Calculating the Position Angle (PA) for longslit observations

It is common to request a specific PA for longslit observations, e.g. to ensure a reference star is on the same slit as your object or to investigate sptially resolved emission from extended sources. Some observers will want the parallactic angle to maximise the throughput and this can be specified at SALT with a checkbox in the PIPT. Otherwise, choosing a PA is best done by downloading imaging that has a good world coordinate system, e.g. SuperCOSMOS Sky Surveys, and loading this up in a FITS viewer such as ds9. Some care is needed when calculating the PA, to illustrate this we use ETHOS1 as an example of an extended source, a planetary nebula with two jets. The accompanying image shows the SuperCOSMOS B_J image with the desired position of the slit drawn with the ‘line’ region tool of ds9 (choose ethos1-300x141Region menu->Shape->Line and then click and drag your mouse in the image to draw the line). Regions are used to annotate images as well as several other powerful capabilities in ds9. The line properties are accessed by double clicking on the line, bringing up a dialogue box (as seen in the image). It is essential to select WCS (fk5) for the PA calculation to be correct. Now, the PA is measured anticlockwise from North, where N=0 degrees.
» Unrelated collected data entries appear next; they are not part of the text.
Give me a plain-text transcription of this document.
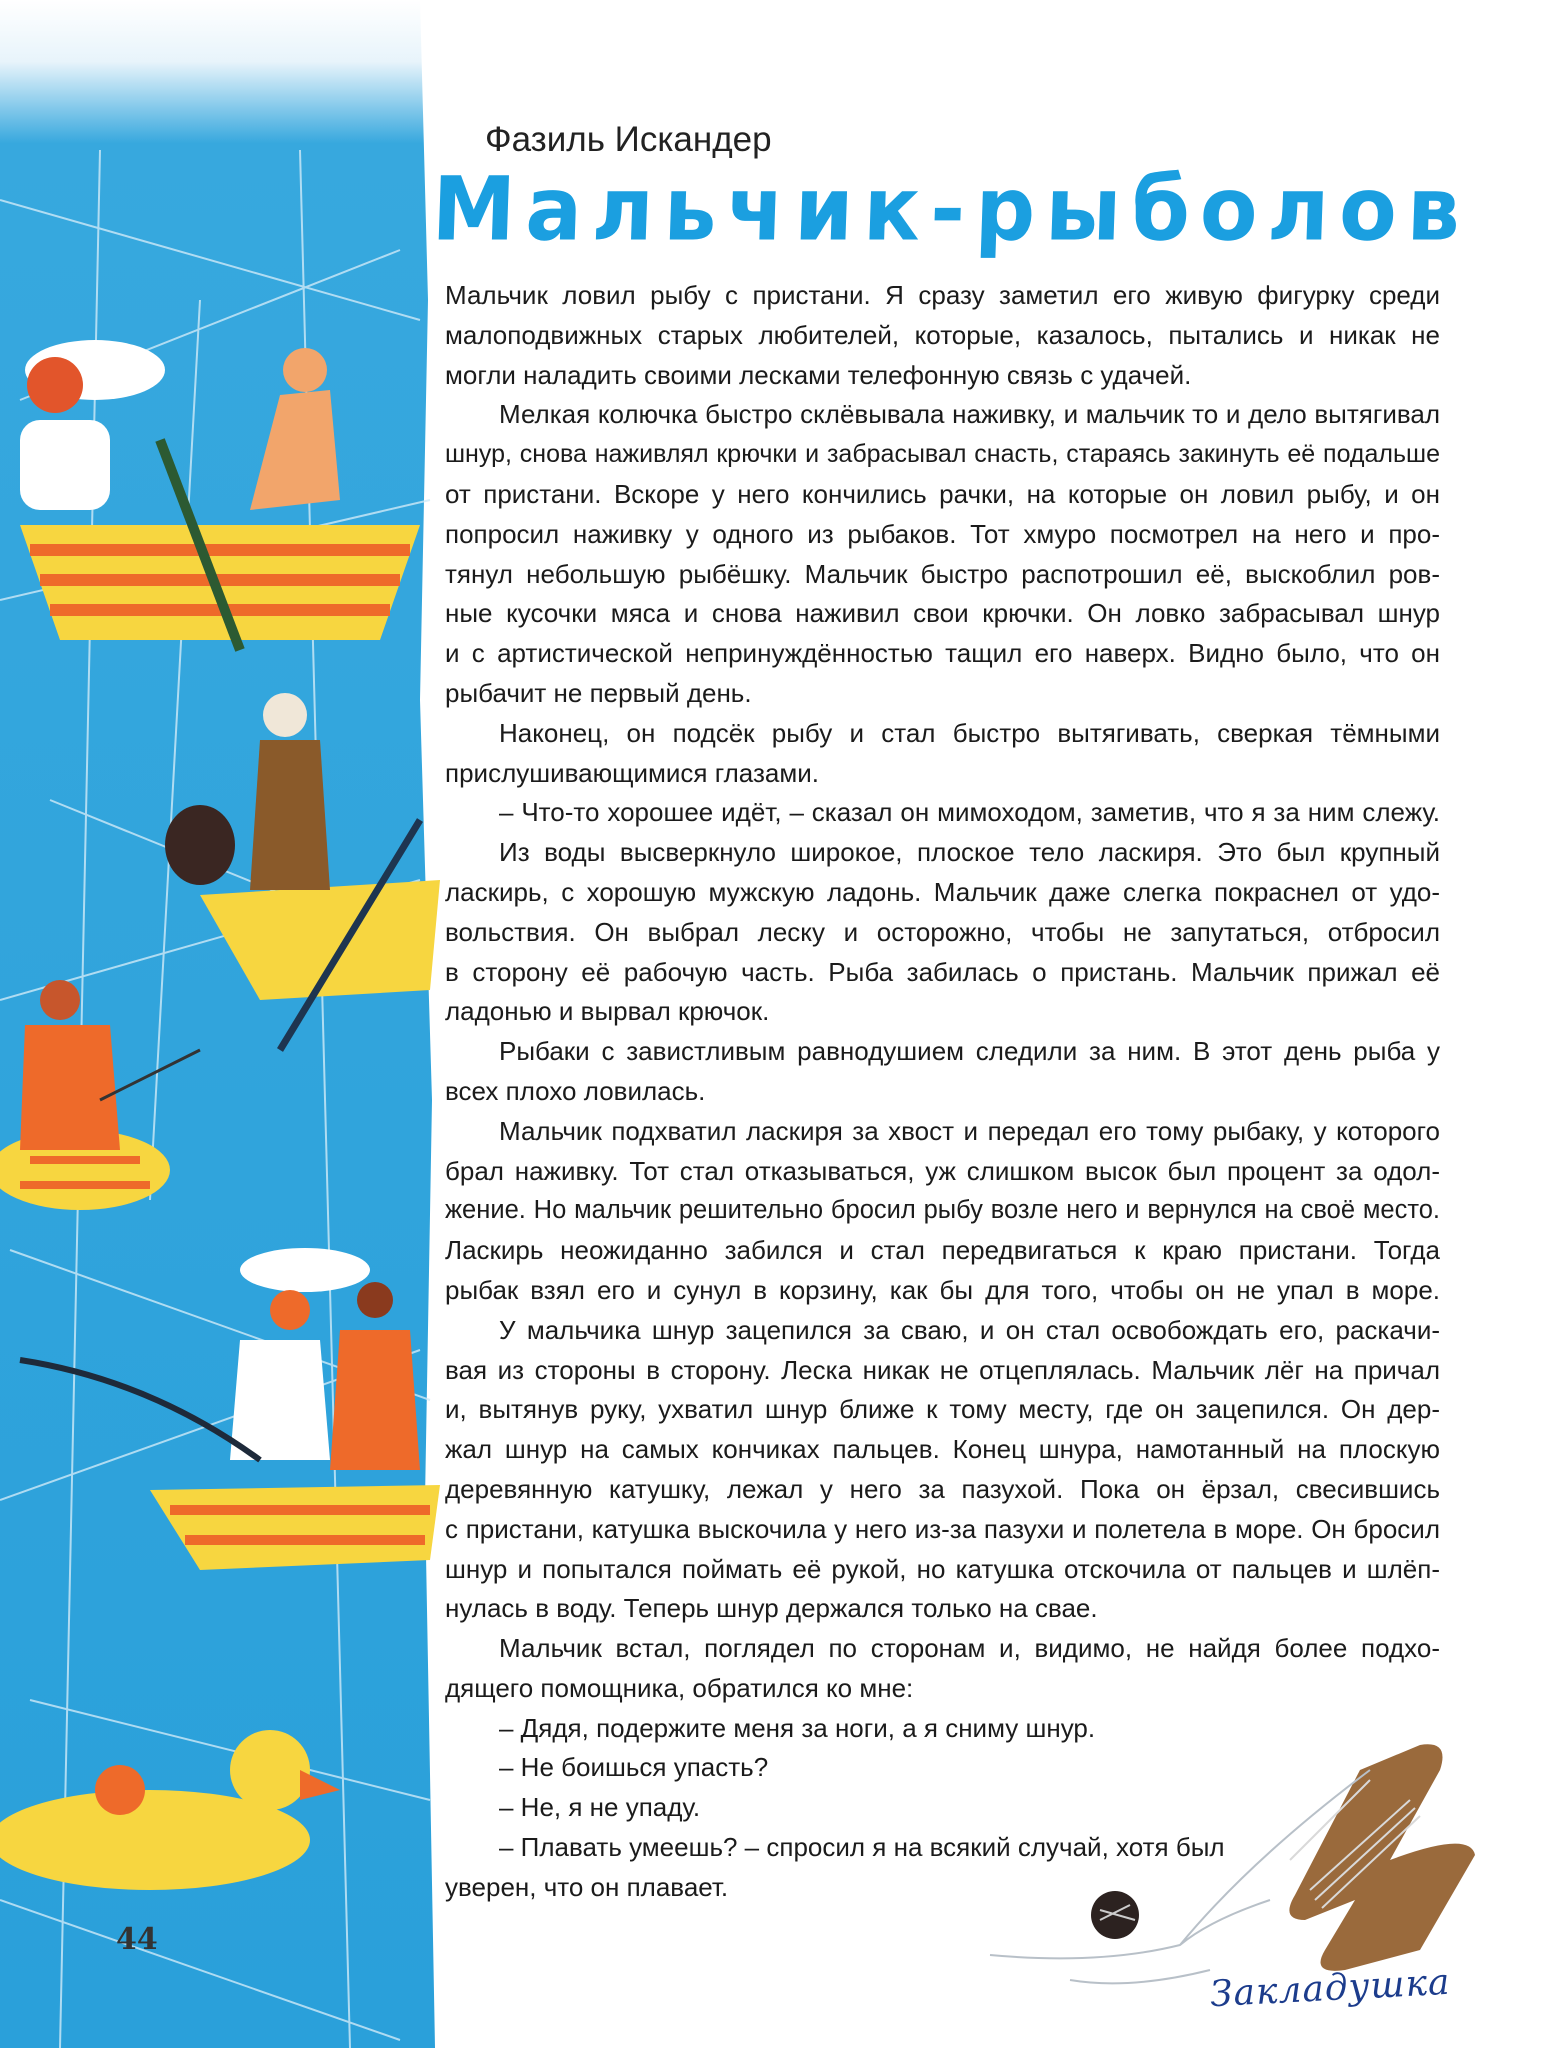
Фазиль Искандер
Мальчик-рыболов
Мальчик ловил рыбу с пристани. Я сразу заметил его живую фигурку среди
малоподвижных старых любителей, которые, казалось, пытались и никак не
могли наладить своими лесками телефонную связь с удачей.
Мелкая колючка быстро склёвывала наживку, и мальчик то и дело вытягивал
шнур, снова наживлял крючки и забрасывал снасть, стараясь закинуть её подальше
от пристани. Вскоре у него кончились рачки, на которые он ловил рыбу, и он
попросил наживку у одного из рыбаков. Тот хмуро посмотрел на него и про-
тянул небольшую рыбёшку. Мальчик быстро распотрошил её, выскоблил ров-
ные кусочки мяса и снова наживил свои крючки. Он ловко забрасывал шнур
и с артистической непринуждённостью тащил его наверх. Видно было, что он
рыбачит не первый день.
Наконец, он подсёк рыбу и стал быстро вытягивать, сверкая тёмными
прислушивающимися глазами.
– Что-то хорошее идёт, – сказал он мимоходом, заметив, что я за ним слежу.
Из воды высверкнуло широкое, плоское тело ласкиря. Это был крупный
ласкирь, с хорошую мужскую ладонь. Мальчик даже слегка покраснел от удо-
вольствия. Он выбрал леску и осторожно, чтобы не запутаться, отбросил
в сторону её рабочую часть. Рыба забилась о пристань. Мальчик прижал её
ладонью и вырвал крючок.
Рыбаки с завистливым равнодушием следили за ним. В этот день рыба у
всех плохо ловилась.
Мальчик подхватил ласкиря за хвост и передал его тому рыбаку, у которого
брал наживку. Тот стал отказываться, уж слишком высок был процент за одол-
жение. Но мальчик решительно бросил рыбу возле него и вернулся на своё место.
Ласкирь неожиданно забился и стал передвигаться к краю пристани. Тогда
рыбак взял его и сунул в корзину, как бы для того, чтобы он не упал в море.
У мальчика шнур зацепился за сваю, и он стал освобождать его, раскачи-
вая из стороны в сторону. Леска никак не отцеплялась. Мальчик лёг на причал
и, вытянув руку, ухватил шнур ближе к тому месту, где он зацепился. Он дер-
жал шнур на самых кончиках пальцев. Конец шнура, намотанный на плоскую
деревянную катушку, лежал у него за пазухой. Пока он ёрзал, свесившись
с пристани, катушка выскочила у него из-за пазухи и полетела в море. Он бросил
шнур и попытался поймать её рукой, но катушка отскочила от пальцев и шлёп-
нулась в воду. Теперь шнур держался только на свае.
Мальчик встал, поглядел по сторонам и, видимо, не найдя более подхо-
дящего помощника, обратился ко мне:
– Дядя, подержите меня за ноги, а я сниму шнур.
– Не боишься упасть?
– Не, я не упаду.
– Плавать умеешь? – спросил я на всякий случай, хотя был
уверен, что он плавает.
44
Закладушка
The angle given by the line in this example is 56 degrees in the conventional sense where West = 0 degrees. So to find the PA we add 90 degrees to get PA=146 degrees. Be aware that depending on how you draw the line, the angle may be 180 degrees more. It is also good practice to only specify non-negative PA. To check your new PA you can use the finder chart tool to see if the PA you’ve calculated seems reasonable.